Aislamiento de la microglía de la corteza del cerebro de un ratón adulto

Todos los procedimientos relacionados con la recolección de muestras se han realizado de acuerdo con las directrices del IRB del instituto.

1. Disociación mecánica del tejido

NOTA: Mantenga las células y los reactivos fríos todo el tiempo, excepto durante los pasos de tinción. Este paso debería tomar ~ 30 min.

1. Pica cada tejido cerebral con una cuchilla de afeitar en <1 mm³ trozos finos.
2. Utilice una pipeta de 1 mL (con las puntas cortadas) para transferir los trozos de tejido a los homogeneizadores Dounce preenfriados, cada uno de los cuales contiene 2 mL de medio A con DNasa e inhibidor de RNasa.
3. Homogeneice el tejido girando lentamente el pistón hacia adentro y hacia afuera del homogeneizador Dounce durante 6-10 carreras completas hasta que no queden trozos visibles.
   nota: La duplicación mata las neuronas y la mayoría de las otras células gliales, pero deja las células microgliales bastante intactas. Tanto la insuficiencia como el exceso de orina pueden conducir a un bajo rendimiento de células.
4. Transfiera los tejidos disociados a tubos de 50 ml a través de filtros de 70 μm.
5. Enjuague cada homogeneizador y pistón Dounce con un total de 6 mL de medio frío A y filtre la solución de enjuague a través del mismo colador en el tubo correspondiente.
6. Transfiera las suspensiones de una sola celda (aproximadamente 8 mL cada una) a tubos cónicos de 15 mL y centrifugue a 400 x g durante 5 min a 4 °C con freno = 5.

>2. Eliminación de mielina

>NOTA: Este paso debería tomar ~60 min.

1. Prepare 1 columna de depleción grande (LD) (para la corteza) y 3 columnas de selección grande (LS) (para las otras 3 regiones) en un separador magnético (Tabla de materiales).

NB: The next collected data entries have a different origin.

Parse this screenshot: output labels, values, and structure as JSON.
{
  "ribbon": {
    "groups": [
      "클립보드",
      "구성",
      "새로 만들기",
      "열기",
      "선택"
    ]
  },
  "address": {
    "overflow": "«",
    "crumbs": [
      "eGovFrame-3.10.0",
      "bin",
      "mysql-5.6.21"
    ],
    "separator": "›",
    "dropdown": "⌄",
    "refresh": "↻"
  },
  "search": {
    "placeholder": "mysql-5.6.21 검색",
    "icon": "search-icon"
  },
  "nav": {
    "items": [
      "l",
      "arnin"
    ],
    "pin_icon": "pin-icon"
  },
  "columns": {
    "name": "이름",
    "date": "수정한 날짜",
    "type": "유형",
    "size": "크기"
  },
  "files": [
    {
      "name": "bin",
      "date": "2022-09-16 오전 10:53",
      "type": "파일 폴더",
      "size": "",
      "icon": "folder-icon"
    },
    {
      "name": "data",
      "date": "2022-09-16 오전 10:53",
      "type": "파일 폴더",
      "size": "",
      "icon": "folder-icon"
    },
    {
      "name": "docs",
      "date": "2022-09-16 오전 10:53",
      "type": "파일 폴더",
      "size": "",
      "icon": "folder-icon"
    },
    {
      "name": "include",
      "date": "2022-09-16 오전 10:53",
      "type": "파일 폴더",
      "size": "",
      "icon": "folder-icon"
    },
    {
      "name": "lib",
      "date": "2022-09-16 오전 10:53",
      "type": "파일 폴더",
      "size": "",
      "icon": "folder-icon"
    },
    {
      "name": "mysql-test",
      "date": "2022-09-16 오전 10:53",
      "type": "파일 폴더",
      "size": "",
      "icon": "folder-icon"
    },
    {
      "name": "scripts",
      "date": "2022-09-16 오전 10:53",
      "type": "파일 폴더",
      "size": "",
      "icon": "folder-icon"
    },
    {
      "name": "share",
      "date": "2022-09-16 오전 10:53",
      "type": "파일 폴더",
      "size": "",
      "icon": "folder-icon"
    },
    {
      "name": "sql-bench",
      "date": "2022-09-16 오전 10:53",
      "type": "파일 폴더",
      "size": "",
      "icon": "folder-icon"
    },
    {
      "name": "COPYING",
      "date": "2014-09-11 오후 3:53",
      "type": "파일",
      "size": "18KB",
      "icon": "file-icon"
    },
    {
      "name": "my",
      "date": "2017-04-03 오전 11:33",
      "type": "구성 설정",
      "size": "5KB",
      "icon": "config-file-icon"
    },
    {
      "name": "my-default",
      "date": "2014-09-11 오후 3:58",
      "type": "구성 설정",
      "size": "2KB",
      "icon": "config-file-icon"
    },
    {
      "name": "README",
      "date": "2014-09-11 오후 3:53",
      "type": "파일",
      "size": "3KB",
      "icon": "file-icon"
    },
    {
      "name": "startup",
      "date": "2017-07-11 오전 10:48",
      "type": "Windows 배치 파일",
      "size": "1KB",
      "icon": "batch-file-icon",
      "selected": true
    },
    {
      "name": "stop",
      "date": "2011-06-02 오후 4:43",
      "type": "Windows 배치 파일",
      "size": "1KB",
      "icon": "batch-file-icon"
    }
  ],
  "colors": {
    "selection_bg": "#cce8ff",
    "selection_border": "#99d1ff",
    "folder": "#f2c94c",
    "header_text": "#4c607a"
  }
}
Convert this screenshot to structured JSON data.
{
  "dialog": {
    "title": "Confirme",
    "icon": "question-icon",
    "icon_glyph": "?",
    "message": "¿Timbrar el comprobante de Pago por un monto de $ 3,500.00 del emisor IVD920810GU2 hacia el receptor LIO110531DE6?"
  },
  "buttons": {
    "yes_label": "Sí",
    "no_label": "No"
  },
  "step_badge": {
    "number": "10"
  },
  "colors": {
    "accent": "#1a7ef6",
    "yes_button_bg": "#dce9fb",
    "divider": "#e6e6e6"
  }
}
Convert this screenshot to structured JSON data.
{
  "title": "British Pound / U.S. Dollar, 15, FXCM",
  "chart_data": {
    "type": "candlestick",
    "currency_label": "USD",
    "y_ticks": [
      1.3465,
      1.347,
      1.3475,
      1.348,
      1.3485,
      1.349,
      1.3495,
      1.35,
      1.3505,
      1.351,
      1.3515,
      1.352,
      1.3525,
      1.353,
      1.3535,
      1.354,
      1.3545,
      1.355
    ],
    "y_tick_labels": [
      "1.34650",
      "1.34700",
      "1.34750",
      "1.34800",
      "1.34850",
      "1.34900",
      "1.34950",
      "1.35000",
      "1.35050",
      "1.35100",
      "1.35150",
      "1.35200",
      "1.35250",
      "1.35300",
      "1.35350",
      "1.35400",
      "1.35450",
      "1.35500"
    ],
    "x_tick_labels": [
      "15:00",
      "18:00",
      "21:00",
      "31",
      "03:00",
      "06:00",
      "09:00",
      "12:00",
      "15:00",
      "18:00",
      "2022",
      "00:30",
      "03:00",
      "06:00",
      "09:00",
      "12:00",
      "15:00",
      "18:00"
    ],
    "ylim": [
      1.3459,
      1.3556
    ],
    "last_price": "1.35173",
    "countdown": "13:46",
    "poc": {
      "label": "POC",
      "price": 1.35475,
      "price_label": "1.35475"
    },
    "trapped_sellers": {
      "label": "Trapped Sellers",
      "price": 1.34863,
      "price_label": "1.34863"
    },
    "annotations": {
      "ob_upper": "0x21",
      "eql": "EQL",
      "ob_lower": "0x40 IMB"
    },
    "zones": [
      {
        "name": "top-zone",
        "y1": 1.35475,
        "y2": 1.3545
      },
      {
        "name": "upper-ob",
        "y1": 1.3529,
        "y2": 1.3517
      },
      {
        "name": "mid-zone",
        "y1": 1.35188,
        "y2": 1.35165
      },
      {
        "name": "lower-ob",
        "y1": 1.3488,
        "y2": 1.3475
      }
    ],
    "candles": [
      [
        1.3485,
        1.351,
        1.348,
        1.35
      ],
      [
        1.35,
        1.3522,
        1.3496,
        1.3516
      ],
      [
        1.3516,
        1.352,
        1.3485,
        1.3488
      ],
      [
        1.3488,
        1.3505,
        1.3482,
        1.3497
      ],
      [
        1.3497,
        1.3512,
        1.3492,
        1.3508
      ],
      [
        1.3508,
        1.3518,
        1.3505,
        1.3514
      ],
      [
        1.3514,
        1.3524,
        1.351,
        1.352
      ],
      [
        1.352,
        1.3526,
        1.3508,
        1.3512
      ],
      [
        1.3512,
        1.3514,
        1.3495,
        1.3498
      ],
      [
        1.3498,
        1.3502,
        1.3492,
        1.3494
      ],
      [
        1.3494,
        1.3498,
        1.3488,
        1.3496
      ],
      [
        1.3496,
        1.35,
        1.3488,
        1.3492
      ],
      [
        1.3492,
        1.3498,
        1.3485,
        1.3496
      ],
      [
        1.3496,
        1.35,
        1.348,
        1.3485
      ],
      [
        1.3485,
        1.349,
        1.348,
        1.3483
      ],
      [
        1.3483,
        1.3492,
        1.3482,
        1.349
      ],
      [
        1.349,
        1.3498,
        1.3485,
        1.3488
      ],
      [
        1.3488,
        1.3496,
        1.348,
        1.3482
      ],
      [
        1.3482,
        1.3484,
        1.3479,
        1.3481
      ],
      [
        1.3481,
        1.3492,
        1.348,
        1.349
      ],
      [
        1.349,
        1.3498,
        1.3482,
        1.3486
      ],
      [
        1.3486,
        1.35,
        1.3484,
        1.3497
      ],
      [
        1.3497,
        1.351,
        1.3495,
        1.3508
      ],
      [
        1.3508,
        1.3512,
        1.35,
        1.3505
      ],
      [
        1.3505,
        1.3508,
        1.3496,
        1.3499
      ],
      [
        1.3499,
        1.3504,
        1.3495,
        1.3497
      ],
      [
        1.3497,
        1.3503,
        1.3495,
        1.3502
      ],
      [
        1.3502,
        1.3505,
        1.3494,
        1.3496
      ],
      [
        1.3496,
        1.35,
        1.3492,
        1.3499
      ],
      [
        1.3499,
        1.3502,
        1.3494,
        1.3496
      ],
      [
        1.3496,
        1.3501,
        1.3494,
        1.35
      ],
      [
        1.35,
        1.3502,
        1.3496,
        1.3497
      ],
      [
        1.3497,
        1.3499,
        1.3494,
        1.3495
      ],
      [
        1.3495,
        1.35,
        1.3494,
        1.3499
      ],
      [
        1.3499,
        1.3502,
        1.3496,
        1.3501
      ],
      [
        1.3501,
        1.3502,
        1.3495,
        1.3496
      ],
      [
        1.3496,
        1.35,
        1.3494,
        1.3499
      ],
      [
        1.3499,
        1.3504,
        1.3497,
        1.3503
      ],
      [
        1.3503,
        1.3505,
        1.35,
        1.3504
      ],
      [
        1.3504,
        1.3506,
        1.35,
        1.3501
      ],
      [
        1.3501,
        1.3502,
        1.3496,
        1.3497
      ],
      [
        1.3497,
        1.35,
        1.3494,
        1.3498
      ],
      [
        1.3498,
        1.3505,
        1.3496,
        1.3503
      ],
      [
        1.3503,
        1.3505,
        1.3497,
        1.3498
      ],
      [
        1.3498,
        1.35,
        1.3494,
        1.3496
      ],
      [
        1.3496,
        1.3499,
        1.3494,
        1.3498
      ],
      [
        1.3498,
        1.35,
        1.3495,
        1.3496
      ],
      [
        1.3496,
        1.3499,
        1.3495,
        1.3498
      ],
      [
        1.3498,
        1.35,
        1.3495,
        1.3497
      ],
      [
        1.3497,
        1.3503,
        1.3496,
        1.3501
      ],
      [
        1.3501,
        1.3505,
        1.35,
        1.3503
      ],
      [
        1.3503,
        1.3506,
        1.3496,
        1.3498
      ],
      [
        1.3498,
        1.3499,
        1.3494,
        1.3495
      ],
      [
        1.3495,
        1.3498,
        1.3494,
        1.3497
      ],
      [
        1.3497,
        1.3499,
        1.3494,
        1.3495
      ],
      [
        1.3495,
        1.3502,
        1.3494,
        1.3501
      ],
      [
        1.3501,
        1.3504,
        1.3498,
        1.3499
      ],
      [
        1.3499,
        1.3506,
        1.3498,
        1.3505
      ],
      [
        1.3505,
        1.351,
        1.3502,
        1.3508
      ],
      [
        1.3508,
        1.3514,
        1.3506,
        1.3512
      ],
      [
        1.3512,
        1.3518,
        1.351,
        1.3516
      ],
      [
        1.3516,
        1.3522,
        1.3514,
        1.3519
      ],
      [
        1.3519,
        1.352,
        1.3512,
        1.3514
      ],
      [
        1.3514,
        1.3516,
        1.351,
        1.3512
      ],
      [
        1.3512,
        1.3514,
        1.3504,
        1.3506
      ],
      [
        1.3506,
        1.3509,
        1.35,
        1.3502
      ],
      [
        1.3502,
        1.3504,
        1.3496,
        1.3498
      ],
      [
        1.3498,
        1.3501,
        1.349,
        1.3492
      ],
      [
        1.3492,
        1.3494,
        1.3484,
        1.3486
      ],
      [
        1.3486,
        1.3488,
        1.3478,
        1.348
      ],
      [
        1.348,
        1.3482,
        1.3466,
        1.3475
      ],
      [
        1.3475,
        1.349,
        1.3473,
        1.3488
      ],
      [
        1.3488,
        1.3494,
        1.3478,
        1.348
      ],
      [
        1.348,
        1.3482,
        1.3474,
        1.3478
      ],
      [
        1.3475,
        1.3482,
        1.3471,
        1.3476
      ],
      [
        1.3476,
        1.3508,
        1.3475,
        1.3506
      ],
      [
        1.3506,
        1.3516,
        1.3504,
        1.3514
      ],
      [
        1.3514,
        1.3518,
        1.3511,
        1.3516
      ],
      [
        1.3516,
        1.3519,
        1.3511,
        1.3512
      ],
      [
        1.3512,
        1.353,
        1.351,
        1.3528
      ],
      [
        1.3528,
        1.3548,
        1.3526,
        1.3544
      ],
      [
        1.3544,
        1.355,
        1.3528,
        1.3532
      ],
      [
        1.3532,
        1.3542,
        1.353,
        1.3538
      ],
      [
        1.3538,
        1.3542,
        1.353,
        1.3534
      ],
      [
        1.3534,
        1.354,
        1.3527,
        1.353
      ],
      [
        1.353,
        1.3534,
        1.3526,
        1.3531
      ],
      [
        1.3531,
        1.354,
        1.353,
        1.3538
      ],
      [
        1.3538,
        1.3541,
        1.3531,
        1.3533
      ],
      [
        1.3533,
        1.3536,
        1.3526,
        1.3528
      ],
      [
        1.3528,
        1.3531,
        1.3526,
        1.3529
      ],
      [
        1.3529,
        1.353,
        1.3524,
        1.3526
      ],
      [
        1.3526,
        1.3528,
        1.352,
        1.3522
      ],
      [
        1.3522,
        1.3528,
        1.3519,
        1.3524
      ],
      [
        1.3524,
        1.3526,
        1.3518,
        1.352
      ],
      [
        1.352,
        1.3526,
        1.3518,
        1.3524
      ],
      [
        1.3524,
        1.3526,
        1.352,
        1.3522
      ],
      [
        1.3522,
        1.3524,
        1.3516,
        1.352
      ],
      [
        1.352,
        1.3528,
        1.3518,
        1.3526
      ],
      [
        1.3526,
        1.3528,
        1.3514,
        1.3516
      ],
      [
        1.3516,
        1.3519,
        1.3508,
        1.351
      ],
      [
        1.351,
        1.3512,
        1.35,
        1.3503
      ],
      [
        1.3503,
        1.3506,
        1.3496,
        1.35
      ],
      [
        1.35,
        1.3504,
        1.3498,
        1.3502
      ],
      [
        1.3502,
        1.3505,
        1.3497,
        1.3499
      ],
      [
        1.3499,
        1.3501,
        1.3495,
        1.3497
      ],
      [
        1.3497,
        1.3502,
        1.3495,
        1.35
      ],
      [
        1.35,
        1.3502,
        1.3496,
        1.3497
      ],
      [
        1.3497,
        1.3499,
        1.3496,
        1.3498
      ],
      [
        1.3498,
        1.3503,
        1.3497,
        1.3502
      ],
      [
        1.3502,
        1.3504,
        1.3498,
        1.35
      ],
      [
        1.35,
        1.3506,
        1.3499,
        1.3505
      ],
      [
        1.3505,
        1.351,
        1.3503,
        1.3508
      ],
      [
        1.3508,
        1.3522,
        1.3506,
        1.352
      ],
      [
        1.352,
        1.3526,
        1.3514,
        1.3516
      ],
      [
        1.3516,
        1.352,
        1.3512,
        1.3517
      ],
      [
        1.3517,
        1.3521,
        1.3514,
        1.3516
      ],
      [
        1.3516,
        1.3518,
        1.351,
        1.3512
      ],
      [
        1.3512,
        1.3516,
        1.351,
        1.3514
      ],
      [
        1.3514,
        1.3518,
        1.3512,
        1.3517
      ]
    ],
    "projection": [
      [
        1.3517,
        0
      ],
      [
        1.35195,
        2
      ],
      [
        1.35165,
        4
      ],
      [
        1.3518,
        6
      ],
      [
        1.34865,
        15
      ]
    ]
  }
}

Enjuague cada columna con 3 mL de tampón MCS.
2. Una vez finalizada la centrifugación, pipetear y desechar el sobrenadante sin alterar el pellet. Para los tejidos de la corteza y el cerebelo, resuspenda las células en 850 μL de tampón MCS con 1,8 μL de inhibidor de RNasa. Para los tejidos del hipocampo y del cuerpo estriado, resuspender las células en 400 μL de tampón MCS con 0,9 μL de inhibidor de la RNasa.
   nota: Las columnas (LD vs. LS) y el volumen utilizado para la resuspensión se optimizan en función de la cantidad de mielina presente en el tejido. Si se analizan otras regiones del cerebro, es posible que sea necesario ajustar estas condiciones según el tamaño del tejido y la cantidad de mielina que pueda existir. La eficacia de la eliminación de mielina se puede estimar en el paso 2.9.
3. Agregue 100 μL de perlas de eliminación de mielina en cada una de las células de la corteza y el cerebelo y agregue 50 μL de perlas de eliminación de mielina en cada una de las células del hipocampo y el cuerpo estriado.
4. Mezcle suavemente las células con perlas e incube los tubos en hielo durante 10 minutos.
5. Lleve el volumen del tubo con células corticales a 2 mL con tampón MCS y todos los demás a 1 mL (es decir, agregue 1 mL para las células corticales; 500 μL para las células del hipocampo y estriatales; no es necesario agregar tampón a las células cerebelosas).
6. Una vez que las columnas estén vacías de tampón de enjuague, coloque un tubo de 15 ml debajo de cada columna. Cargue las células corticales (2 mL) en la columna LD y todas las demás (1 mL cada una) en las columnas LS. Utilice inmediatamente 1 mL de tampón MCS para lavar los tubos originales y cargue la solución en las columnas correspondientes.
7. Lave la columna LD una vez con 1 mL de tampón MCS y lave cada columna LS dos veces con 1 mL de tampón MCS en cada lavado. Continúe recogiendo la solución de flujo continuo durante el lavado.